Sikap politik Partai Demokrasi Indonesia Perjuangan atau PDIP yang memilih jalur di luar pemerintahan mendapat apresiasi positif. Langkah tersebut dinilai penting untuk menjaga keseimbangan demokrasi di Indonesia.
Konteks hubungan dinamika pemerintah dengan partai pimpinan Megawati Soekarnoputri tersebut diungkapkan saat penyampaian pidato resmi mengenai Kerangka Ekonomi Makro dan Pokok-Pokok Kebijakan Fiskal atau KEM-PPKF. Agenda ini berlangsung dalam rapat paripurna DPR RI pada Rabu, 20 Mei 2026, seperti dikutip dari Nasional.
Presiden Prabowo Subianto menegaskan penghormatannya terhadap keputusan politik yang diambil oleh PDIP. Keberadaan partai penyeimbang dipandang sebagai elemen esensial dalam menerapkan mekanisme pengawasan yang sehat.
"Memang tidak semua partai di sini bagian dari pemerintah dan saya hormati dan saya hargai itu. Demokrasi kita perlu checks and balances. Saya paham dan saya mengerti bahwa PDIP berkorban untuk berada di luar pemerintah," kata Prabowo.
Selain menyatakan rasa hormat, kontribusi partai berlambang banteng moncong putih tersebut terhadap perkembangan iklim politik nasional turut mendapat pengakuan langsung.
"Sebenarnya saya ingin ucapkan terima kasih kepada PDI-P. Saudara berjasa untuk demokrasi kita," ucapnya.
Meskipun terdapat keinginan personal agar seluruh kekuatan politik bersatu dalam konsep gotong royong demi pembangunan bangsa, kesadaran akan risiko kekuasaan tanpa kontrol tetap menjadi perhatian utama.
"Memang maunya saya itu gotong royong. Kalau semua partai di pemerintah, alangkah manisnya. Alangkah manisnya untuk saya, tapi mungkin tidak baik. Setiap pemimpin harus mau dikritik. Setiap eksekutif harus diawasi," ungkap Prabowo.
Fungsi pengawasan dari parlemen dinilai sebagai instrumen vital dalam mengawal jalannya roda pemerintahan.
"Terima kasih atas pengawasan saudara," kata Prabowo menambahkan.
Sudut Pandang Positif Terhadap Kritik Keras
Reaksi personal juga sempat diungkapkan terkait tajamnya kritik yang dilayangkan oleh jajaran kader partai oposisi tersebut selama ini.
"Kadang-kadang saya malam-malam sebelum tidur, pilu hati saya. Ini anggota PDI-P ini kadang-kadang kritiknya keras banget itu," kata Prabowo yang disambut tawa peserta rapat di Gedung DPR RI.

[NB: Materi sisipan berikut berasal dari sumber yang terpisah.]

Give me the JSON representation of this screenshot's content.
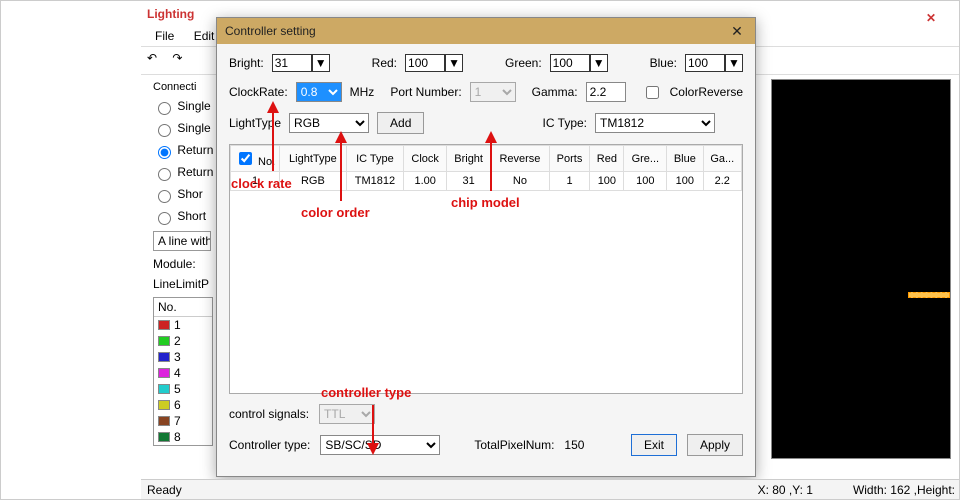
{
  "main_window": {
    "title": "Lighting",
    "menubar": [
      "File",
      "Edit"
    ],
    "close_glyph": "✕",
    "toolbar": {
      "undo": "↶",
      "redo": "↷"
    }
  },
  "side_panel": {
    "conn_label": "Connecti",
    "radios": [
      "Single",
      "Single",
      "Return",
      "Return",
      "Shor",
      "Short"
    ],
    "selected_radio_idx": 2,
    "line_option": "A line with",
    "module_label": "Module:",
    "line_limit_label": "LineLimitP",
    "color_header": "No.",
    "colors": [
      {
        "n": "1",
        "c": "#cc2222"
      },
      {
        "n": "2",
        "c": "#22cc22"
      },
      {
        "n": "3",
        "c": "#2222cc"
      },
      {
        "n": "4",
        "c": "#dd22dd"
      },
      {
        "n": "5",
        "c": "#22cccc"
      },
      {
        "n": "6",
        "c": "#cccc22"
      },
      {
        "n": "7",
        "c": "#884422"
      },
      {
        "n": "8",
        "c": "#117733"
      }
    ]
  },
  "modal": {
    "title": "Controller setting",
    "close_glyph": "✕",
    "bright_label": "Bright:",
    "bright_value": "31",
    "red_label": "Red:",
    "red_value": "100",
    "green_label": "Green:",
    "green_value": "100",
    "blue_label": "Blue:",
    "blue_value": "100",
    "clockrate_label": "ClockRate:",
    "clockrate_value": "0.8",
    "clockrate_unit": "MHz",
    "portnum_label": "Port Number:",
    "portnum_value": "1",
    "gamma_label": "Gamma:",
    "gamma_value": "2.2",
    "colorrev_label": "ColorReverse",
    "lighttype_label": "LightType",
    "lighttype_value": "RGB",
    "add_btn": "Add",
    "ictype_label": "IC Type:",
    "ictype_value": "TM1812",
    "grid_headers": [
      "No.",
      "LightType",
      "IC Type",
      "Clock",
      "Bright",
      "Reverse",
      "Ports",
      "Red",
      "Gre...",
      "Blue",
      "Ga..."
    ],
    "grid_row": [
      "1",
      "RGB",
      "TM1812",
      "1.00",
      "31",
      "No",
      "1",
      "100",
      "100",
      "100",
      "2.2"
    ],
    "ctrlsig_label": "control signals:",
    "ctrlsig_value": "TTL",
    "ctrltype_label": "Controller type:",
    "ctrltype_value": "SB/SC/SD",
    "totalpixel_label": "TotalPixelNum:",
    "totalpixel_value": "150",
    "exit_btn": "Exit",
    "apply_btn": "Apply"
  },
  "annotations": {
    "clock_rate": "clock rate",
    "color_order": "color order",
    "chip_model": "chip model",
    "controller_type": "controller type"
  },
  "statusbar": {
    "ready": "Ready",
    "xy": "X: 80 ,Y: 1",
    "wh": "Width: 162 ,Height:"
  }
}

Kendati demikian, kritik tajam tersebut dipandang dari sisi yang konstruktif. Peringatan yang diberikan oleh pihak luar dinilai berfungsi sebagai penyelamat bagi jalannya pemerintahan.
"Tapi saya sadar lama-lama sebetulnya mungkin ada dasarnya, iya kan? Ada pepatah yang mengatakan kalau orang mengingatkan kita, walaupun kita tidak suka dikasih peringatan, tapi sebenarnya dia menyelamatkan kita, Saudara-saudara sekalian," ujar dia.
Meneladani Objektivitas Politik Megawati Soekarnoputri
Hubungan masa lalu dengan Presiden ke-5 RI, Megawati Soekarnoputri, turut menjadi catatan penting. Bantuan ekonomi yang pernah diberikan Megawati di masa lampau saat dirinya belum berada di lingkaran kekuasaan kembali dikenang.
"Waktu saya enggak berkuasa Ibu Mega juga bantu saya di bidang ekonomi," kata Prabowo.
Sikap politik tersebut kini diimplementasikan dalam menjalankan pemerintahan sekarang. Penilaian objektif dan adil akan tetap diberikan kepada pihak yang benar tanpa melihat latar belakang faksi politik dalam proyek negara.
"Saya sekarang mengikuti contoh beliau. Saya sekarang presiden tidak boleh kita lihat latar belakang politik kalau dia benar, dia menang dengan benar harus kita berikan," ucap Prabowo.